ST. PETERSBURG - Tom Berte has seen a lot of sad, angry, frustrated faces pass his way since 2003, when he became the security guard on duty outside the Tampa Bay Rays clubhouse at Tropicana Field.
His post by the door into the inner sanctum grants him unparalleled access to the players' collective state of mind.
In seasons past, when an oppressive sense of despair permeated even the concrete of the dome's foundation, it was an up-close view into a dark place.
"Oh, yeah. I felt bad for them," Berte said. "The way they were losing, it wasn't fun. You could feel it. You could feel the tension. The mood wasn't right."
The mood has changed. For the first time, the Rays are contenders.
And that has made Tropicana Field a much more pleasant place to work for people behind the scenes.

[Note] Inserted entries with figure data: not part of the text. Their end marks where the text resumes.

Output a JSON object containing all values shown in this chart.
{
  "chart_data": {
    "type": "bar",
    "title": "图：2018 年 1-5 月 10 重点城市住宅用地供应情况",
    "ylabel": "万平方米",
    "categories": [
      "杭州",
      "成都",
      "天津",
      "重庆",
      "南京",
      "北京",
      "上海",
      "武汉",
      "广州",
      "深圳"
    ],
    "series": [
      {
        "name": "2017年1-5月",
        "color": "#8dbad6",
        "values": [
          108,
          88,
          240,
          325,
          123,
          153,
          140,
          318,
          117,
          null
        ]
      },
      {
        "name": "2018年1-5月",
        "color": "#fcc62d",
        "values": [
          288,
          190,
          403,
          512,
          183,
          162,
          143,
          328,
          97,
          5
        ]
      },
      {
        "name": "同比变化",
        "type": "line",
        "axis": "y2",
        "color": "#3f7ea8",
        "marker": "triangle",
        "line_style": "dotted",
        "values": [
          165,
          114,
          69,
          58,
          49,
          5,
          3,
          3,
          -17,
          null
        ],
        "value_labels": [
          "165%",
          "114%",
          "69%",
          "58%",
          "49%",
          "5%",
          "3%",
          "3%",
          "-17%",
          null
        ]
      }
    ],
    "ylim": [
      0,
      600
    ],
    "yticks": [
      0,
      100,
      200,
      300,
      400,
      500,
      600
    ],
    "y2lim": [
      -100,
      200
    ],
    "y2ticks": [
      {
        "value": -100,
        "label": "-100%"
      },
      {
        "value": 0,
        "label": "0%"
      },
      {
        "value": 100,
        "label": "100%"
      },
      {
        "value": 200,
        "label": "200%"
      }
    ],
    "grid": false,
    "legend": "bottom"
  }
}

"It's great now. What a difference; 180 degrees," Berte said. "More energy. You want to be here. It's fun. It's a good time."
It's more than just a "contact high" for the players' supporting cast. People such as Berte, whose jobs exist to make life at work a little easier for the players, are every bit as emotionally invested in winning as the players.
They are Rays fans, of course. But they are Rays co-workers, as well. When the Rays win, they win.
"My whole crew, I think, we all feel very much a part of it," said Rays equipment manager Chris Westmoreland. "Obviously, they put runs on the board - we don't. But my guys will agree and Ziggy traveling secretary Jeff Ziegler will agree and the trainers will agree, we still do our job the best we can to prepare them for what they do out there."
The essentials of Westmoreland's job have not changed. Win or lose, the Rays need their cleats and clothes cleaned, their bats and caps kept in order.
But the crew of clubhouse attendants and batboys has a little more bounce in their step and bigger smiles on their faces these days.
"One thing I do notice is our job is very repetitive," Westmoreland said. "It's the same thing day in and day out. We don't notice that as easy when we're winning. When you're winning more, the job comes a little easier, I would say. It's so much better. My God, it's so much better."
They aren't merely cheerleaders. People such as Berte, Westmoreland, Ziegler, head groundskeeper Dan Moeller and vice president of communications Rick Vaughn take pride in doing their jobs well so the players can concentrate on the work of winning.
Vaughn's public relations staff reports to work on game days about 9 a.m. and usually doesn't leave the park until midnight. It's busier these days, with the Rays competing against the Red Sox at the top of the American League East standings, than it was when the Rays were in their customary place at the bottom of the division.
As interview requests have increased, so has the importance of Vaughn's role as player-media intermediary.
"Do we contribute with whether they catch a ground ball or whether they get a clutch hit?" Vaughn said. "In a way, I think we do because we are involved in a part of their lives that can affect what they do on the field. We feel like if it helps them budget their time, if it helps them get through their day a little bit easier, then it helps them be a better player."
Moeller, the groundskeeper, keeps up a steady dialogue with players in regard to their preferences for preparing the field.
If a starting pitcher wants the mound dirt packed firmer, he gets it. If the middle infielders ask for a dirt compound more conducive to truer hops on ground balls, they get that, too.
In fact, that's exactly what shortstop Jason Bartlett and second baseman Akinori Iwamura requested before the season.
"They asked if we can kind of get away from the coarser material because they felt that they were possibly - I won't say they were getting bad hops, but they didn't want to present that opportunity to get bad hops," Moeller said. "And they felt that the coarser stuff, what would happen is the players between innings or in between plays would kick the ground and cause ripples in it. So they asked if we could go with the finer material. So we did."
It's debatable how much the change to finer infield dirt has contributed to Tampa Bay's improved defense. What's not debatable is that the improved defense has contributed to Tampa Bay's emergence as a contender, and Moeller has noticed a corresponding improvement in player demeanor.
"It's a lot more pleasant to be around the players now," Moeller said. "They don't complain about anything. When we do ask them if everything is going all right with the field, they say, 'Don't change a thing.'"
Vaughn admitted that it wasn't always easy to get out of bed during the dark days, when the Rays were baseball's laughingstock.
Now? Morale couldn't be better. All it took was a winning team.
"Obviously, you have a lot more energy when you come to work," he said. "When you're doing damage control all the time, it saps your strength. This is the way it's supposed to be. This is an adrenaline rush. It's hard to work the kind of hours we work, and you need to have some kind of a boost, and that's what this is. This is a boost."